La saison de fouilles 2022 aura été encore plus fructueuse que celle de 2021, dont nous vous relations les trouvailles dans le numéro 679 de Terre Sainte Magazine. « Il va y avoir un petit tremblement de terre dans le monde chrétien« , annonçait Steven Notley, directeur académique des fouilles, dans un post de blog plein de suspense daté du 8 août, dernier jour de la sixième campagne de fouilles sur le site d’el-Araj, situé au bord du lac de Tibériade.
Quelques jours plus tard, le 10 août, le communiqué tombe. Une grande inscription grecque a été mise au jour dans la basilique byzantine, que les archéologues du Kinneret College, en charge des fouilles du site d’El-Araj depuis 2014, appellent « l’église des Apôtres ».
Conformément à la tradition byzantine des mosaïques dédicatoires, l’inscription commence en nommant le donateur, un certain « Constantin, le serviteur du Christ », avant de poursuivre vers la partie intéressante : une demande d’intercession au « chef et commandant des apôtres célestes ». Un titre « couramment utilisé par les chrétiens byzantins pour désigner l’apôtre Pierre« , éclaire le communiqué.
Maison de Pierre et André
Encadrée par un médaillon rond composé de deux lignes de tesselles noires, l’inscription fait partie d’un sol en mosaïque plus vaste situé dans le diaconion (sacristie) de l’église et partiellement décoré de motifs floraux. « Cette découverte est notre meilleur indicateur pour dire que Pierre était associé de manière particulière à la basilique, et qu’elle lui était probablement dédiée », explique Steven Notley, également professeur d’études bibliques.

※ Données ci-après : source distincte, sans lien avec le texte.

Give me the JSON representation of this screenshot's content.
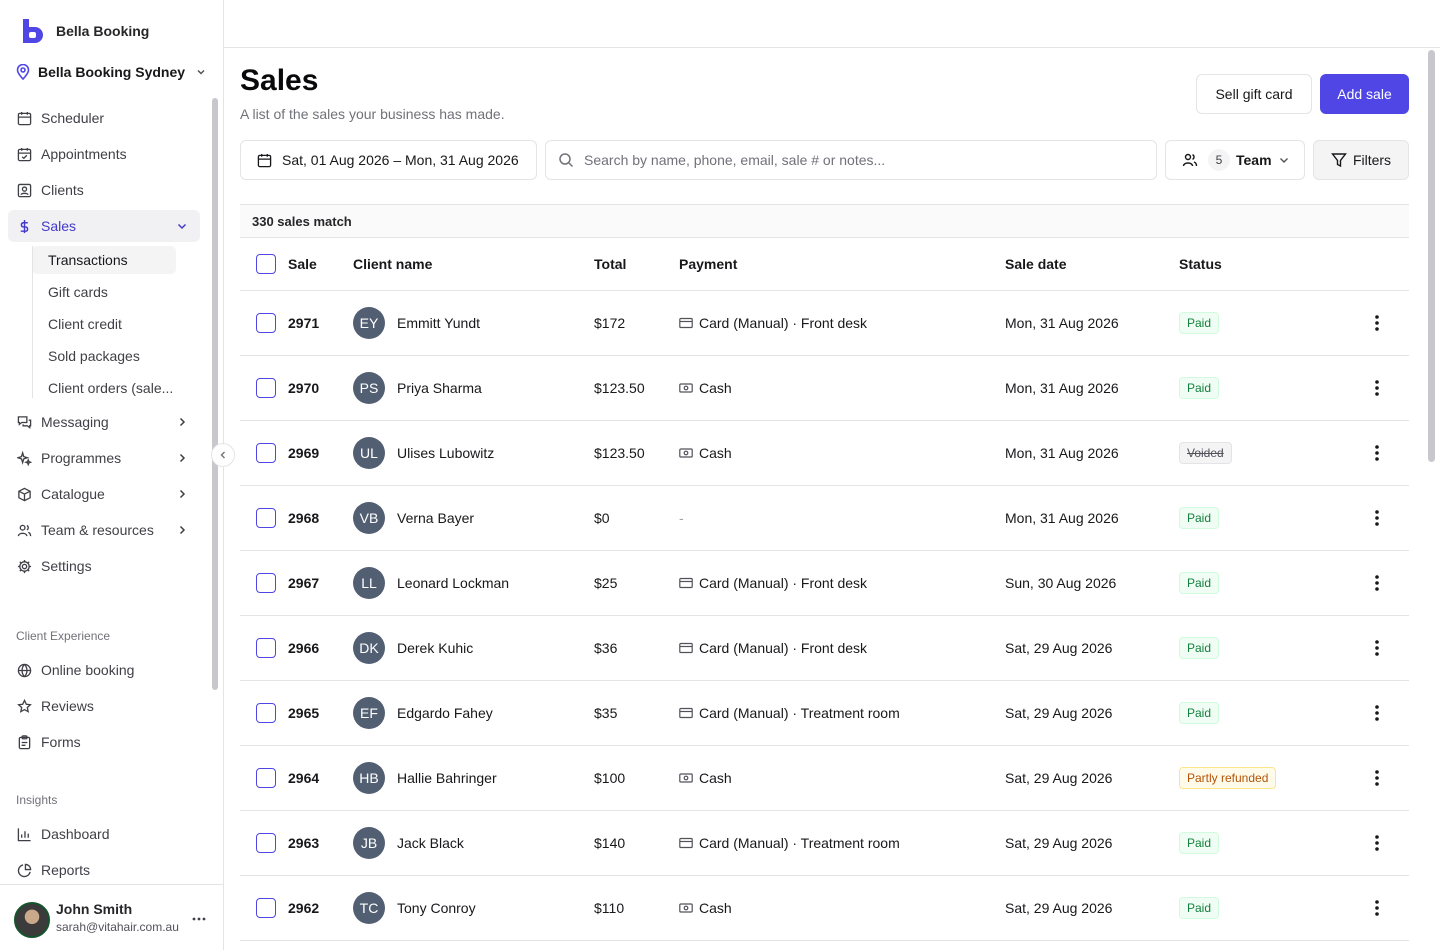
{
  "brand": {
    "name": "Bella Booking"
  },
  "location": {
    "name": "Bella Booking Sydney"
  },
  "nav": {
    "scheduler": "Scheduler",
    "appointments": "Appointments",
    "clients": "Clients",
    "sales": "Sales",
    "sales_sub": [
      "Transactions",
      "Gift cards",
      "Client credit",
      "Sold packages",
      "Client orders (sale..."
    ],
    "messaging": "Messaging",
    "programmes": "Programmes",
    "catalogue": "Catalogue",
    "team_resources": "Team & resources",
    "settings": "Settings",
    "section_client_experience": "Client Experience",
    "online_booking": "Online booking",
    "reviews": "Reviews",
    "forms": "Forms",
    "section_insights": "Insights",
    "dashboard": "Dashboard",
    "reports": "Reports"
  },
  "user": {
    "name": "John Smith",
    "email": "sarah@vitahair.com.au"
  },
  "page": {
    "title": "Sales",
    "subtitle": "A list of the sales your business has made.",
    "sell_gift_card": "Sell gift card",
    "add_sale": "Add sale"
  },
  "toolbar": {
    "date_range": "Sat, 01 Aug 2026 – Mon, 31 Aug 2026",
    "search_placeholder": "Search by name, phone, email, sale # or notes...",
    "team_count": "5",
    "team_label": "Team",
    "filters": "Filters"
  },
  "table": {
    "match_text": "330 sales match",
    "columns": {
      "sale": "Sale",
      "client": "Client name",
      "total": "Total",
      "payment": "Payment",
      "date": "Sale date",
      "status": "Status"
    },
    "rows": [
      {
        "sale": "2971",
        "initials": "EY",
        "client": "Emmitt Yundt",
        "total": "$172",
        "payment": "Card (Manual) · Front desk",
        "payment_icon": "card-icon",
        "date": "Mon, 31 Aug 2026",
        "status": "Paid",
        "status_type": "paid"
      },
      {
        "sale": "2970",
        "initials": "PS",
        "client": "Priya Sharma",
        "total": "$123.50",
        "payment": "Cash",
        "payment_icon": "cash-icon",
        "date": "Mon, 31 Aug 2026",
        "status": "Paid",
        "status_type": "paid"
      },
      {
        "sale": "2969",
        "initials": "UL",
        "client": "Ulises Lubowitz",
        "total": "$123.50",
        "payment": "Cash",
        "payment_icon": "cash-icon",
        "date": "Mon, 31 Aug 2026",
        "status": "Voided",
        "status_type": "voided"
      },
      {
        "sale": "2968",
        "initials": "VB",
        "client": "Verna Bayer",
        "total": "$0",
        "payment": "-",
        "payment_icon": "",
        "date": "Mon, 31 Aug 2026",
        "status": "Paid",
        "status_type": "paid"
      },
      {
        "sale": "2967",
        "initials": "LL",
        "client": "Leonard Lockman",
        "total": "$25",
        "payment": "Card (Manual) · Front desk",
        "payment_icon": "card-icon",
        "date": "Sun, 30 Aug 2026",
        "status": "Paid",
        "status_type": "paid"
      },
      {
        "sale": "2966",
        "initials": "DK",
        "client": "Derek Kuhic",
        "total": "$36",
        "payment": "Card (Manual) · Front desk",
        "payment_icon": "card-icon",
        "date": "Sat, 29 Aug 2026",
        "status": "Paid",
        "status_type": "paid"
      },
      {
        "sale": "2965",
        "initials": "EF",
        "client": "Edgardo Fahey",
        "total": "$35",
        "payment": "Card (Manual) · Treatment room",
        "payment_icon": "card-icon",
        "date": "Sat, 29 Aug 2026",
        "status": "Paid",
        "status_type": "paid"
      },
      {
        "sale": "2964",
        "initials": "HB",
        "client": "Hallie Bahringer",
        "total": "$100",
        "payment": "Cash",
        "payment_icon": "cash-icon",
        "date": "Sat, 29 Aug 2026",
        "status": "Partly refunded",
        "status_type": "partial"
      },
      {
        "sale": "2963",
        "initials": "JB",
        "client": "Jack Black",
        "total": "$140",
        "payment": "Card (Manual) · Treatment room",
        "payment_icon": "card-icon",
        "date": "Sat, 29 Aug 2026",
        "status": "Paid",
        "status_type": "paid"
      },
      {
        "sale": "2962",
        "initials": "TC",
        "client": "Tony Conroy",
        "total": "$110",
        "payment": "Cash",
        "payment_icon": "cash-icon",
        "date": "Sat, 29 Aug 2026",
        "status": "Paid",
        "status_type": "paid"
      }
    ]
  },
  "colors": {
    "accent": "#4f46e5",
    "avatar_bg": "#525f73",
    "paid": "#15803d",
    "partial": "#b45309"
  }
}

Selon les hypothèses des archéologues, l’église pourrait recouvrir les restes de la maison de Pierre et André, disciples de Jésus originaires de Bethsaïde, ville mentionnée dans la Bible, dont on a depuis perdu la trace. « La tradition chrétienne byzantine identifie régulièrement la maison de Pierre à Bethsaïde, et non à Capharnaüm comme on le pense souvent aujourd’hui », précice Steven Notley.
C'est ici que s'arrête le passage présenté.